Je veux croire

https://slate.com/technology/2021/10/ufo-aliens-religion-clergy.html

Que feraient les chefs religieux si des extraterrestres apparaissaient ?

PAR JOSH WILBUR, 18 OCT. 2021

Pour les croyants aux OVNIs, Luis « Lue » Elizondo – l’ancien directeur du défunt Programme d’identification des menaces aérospatiales avancées, un projet du ministère de la Défense chargé d’enquêter sur les rapports de phénomènes aériens non identifiés – est comme un prophète descendant de la montagne. Il prétend avoir vu le buisson ardent (c’est-à-dire des images classifiées, rapprochées et en haute définition d’OVNIs), et chacune de ses déclarations suscite une interprétation fébrile dans les cloîtres de Reddit OVNIs et UFO Twitter.
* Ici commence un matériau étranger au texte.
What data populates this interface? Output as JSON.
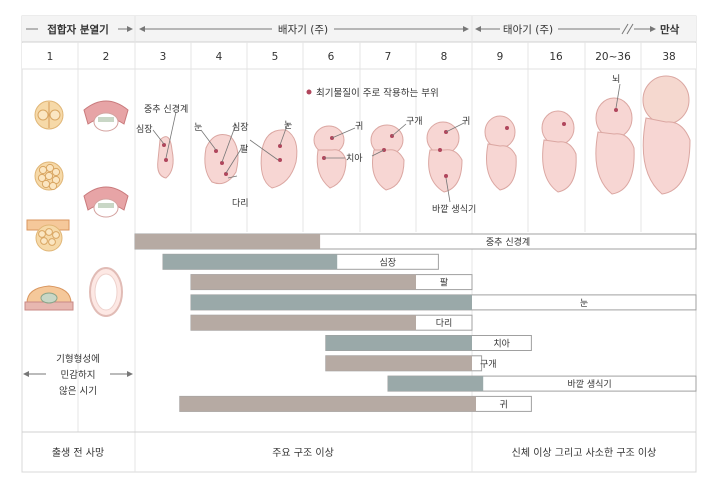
{
  "header": {
    "phase_cleavage": "접합자 분열기",
    "phase_embryo": "배자기 (주)",
    "phase_fetal": "태아기 (주)",
    "phase_term": "만삭"
  },
  "weeks": [
    "1",
    "2",
    "3",
    "4",
    "5",
    "6",
    "7",
    "8",
    "9",
    "16",
    "20~36",
    "38"
  ],
  "legend": {
    "label": "최기물질이 주로 작용하는 부위"
  },
  "annotations": {
    "neural_tube": "중추 신경계",
    "heart_a": "심장",
    "eye_a": "눈",
    "heart_b": "심장",
    "eye_b": "눈",
    "arm": "팔",
    "leg": "다리",
    "ear_a": "귀",
    "teeth": "치아",
    "palate": "구개",
    "ear_b": "귀",
    "genitals": "바깥 생식기",
    "brain": "뇌"
  },
  "left_note": {
    "line1": "기형형성에",
    "line2": "민감하지",
    "line3": "않은 시기"
  },
  "bars": [
    {
      "label": "중추 신경계",
      "start": 3,
      "dark_end": 6.3,
      "end": 38
    },
    {
      "label": "심장",
      "start": 3.5,
      "dark_end": 6.6,
      "end": 8.4
    },
    {
      "label": "팔",
      "start": 4,
      "dark_end": 8,
      "end": 9
    },
    {
      "label": "눈",
      "start": 4,
      "dark_end": 9,
      "end": 38
    },
    {
      "label": "다리",
      "start": 4,
      "dark_end": 8,
      "end": 9
    },
    {
      "label": "치아",
      "start": 6.4,
      "dark_end": 9,
      "end": 16.6
    },
    {
      "label": "구개",
      "start": 6.4,
      "dark_end": 9,
      "end": 10.2
    },
    {
      "label": "바깥 생식기",
      "start": 7.5,
      "dark_end": 10.4,
      "end": 38
    },
    {
      "label": "귀",
      "start": 3.8,
      "dark_end": 9.5,
      "end": 16.6
    }
  ],
  "footer": {
    "left": "출생 전 사망",
    "mid": "주요 구조 이상",
    "right": "신체 이상 그리고 사소한 구조 이상"
  },
  "colors": {
    "major_sensitive": "#b6aaa3",
    "cardiac_bar": "#9aa9a9",
    "less_sensitive": "#ffffff",
    "embryo_skin": "#f7d6d3",
    "target_dot": "#b0465c"
  }
}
2021 a été une année chargée dans le domaine des ovnis, et donc une année chargée pour Elizondo. Le 25 juin, le bureau du directeur du renseignement national a publié un rapport très attendu et déroutant sur les phénomènes aériens non identifiés, également appelés UAP. Dans les semaines qui ont précédé la publication du rapport, Elizondo a séduit les téléspectateurs sur le câble et les médias sociaux. Sur NBC News : « Nous sommes sûrs à 99 % qu’il ne s’agit pas d’une technologie étrangère adverse, ce qui ne laisse qu’une seule autre option. C’est quelqu’un ou quelque chose d’autre« . Sur 60 Minutes : « Je vous dis que c’est réel. La question est : « Qu’est-ce que c’est ? » « Quelles sont ses intentions ? » « Quelles sont ses capacités ? « 

Le rapport lui-même était plus hésitant dans son langage. Sur les 144 incidents examinés par le groupe de travail, 143 restent inexpliqués. Le rapport indique que la plupart des UAP en question « représentent probablement des objets physiques » et qu’une poignée d’entre eux « semblent faire preuve d’une technologie avancée« , exécutant des manœuvres à grande vitesse sans moyen de propulsion visible. « Nous ne savons pas exactement ce qu’ils sont« , a admis l’ancien président Barack Obama dans une interview de fin de soirée en mai. « Nous ne pouvons pas expliquer comment ils se sont déplacés, leurs trajectoires« .

La question de savoir ce que sont les UAP est intimement liée à ce qu’ils pourraient signifier. Trois jours avant la publication du rapport, alors qu’il participait à un podcast le 23 juin, Elizondo a répondu à une question bien posée : « Si le grand public savait ou voyait ce que vous avez vu… à quoi ressemblerait la semaine suivante ? Comment le public réagirait-il ? » –

« Sombre« , a-t-il dit. « Je pense qu’il y aurait cette grande expiration pendant environ un jour. Puis on se replierait sur soi et on essaierait de réfléchir à ce que cela signifie pour notre espèce et pour nous-mêmes. » Il a poursuivi : « Je pense que certaines personnes se tourneraient vers la religion. D’autres pourraient s’en détourner. »

Elizondo ne dit pas tout à fait extraterrestres, pas à voix haute en tout cas, mais son message est suffisamment clair : Les OVNIs sont d’origine intelligente et non humaine.

Les sceptiques s’insurgent contre la tendance des ufologues à passer d’un objet non identifié à une ou plusieurs intelligences d’un autre monde, qu’il s’agisse d’une IA extraterrestre, de voyageurs inter dimensionnels ou d’erreurs de simulation ; pour la majorité des scientifiques, il est trop tôt pour se lancer dans des spéculations aussi fantastiques. Pourtant, les Américains veulent croire aux extraterrestres plus que jamais, selon les sondages de Gallup et Pew Research.

Pourquoi attendre les résultats des recherches radio du SETI ou des recherches en astrobiologie de la NASA alors que la réponse à la vie, à l’univers et à tout le reste plane peut-être juste au large des côtes de Virginie ?

Que faut-il penser de cette « nouvelle forme de religiosité », comme D.W. Pasulka, auteur de American Cosmic : UFOs, Religion, Technology, a décrit la plus récente vague d’ovni-mania ?

Et si des êtres intelligents se manifestaient – dans la basse atmosphère de notre planète ou dans la haute atmosphère d’une autre, comme le révélerait peut-être le télescope spatial James Webb qui sera bientôt lancé – comment cela affecterait-il les sentiments des Américains sur l’esprit et la matière, sur l’âme et le monde, dans une culture de plus en plus irréligieuse ?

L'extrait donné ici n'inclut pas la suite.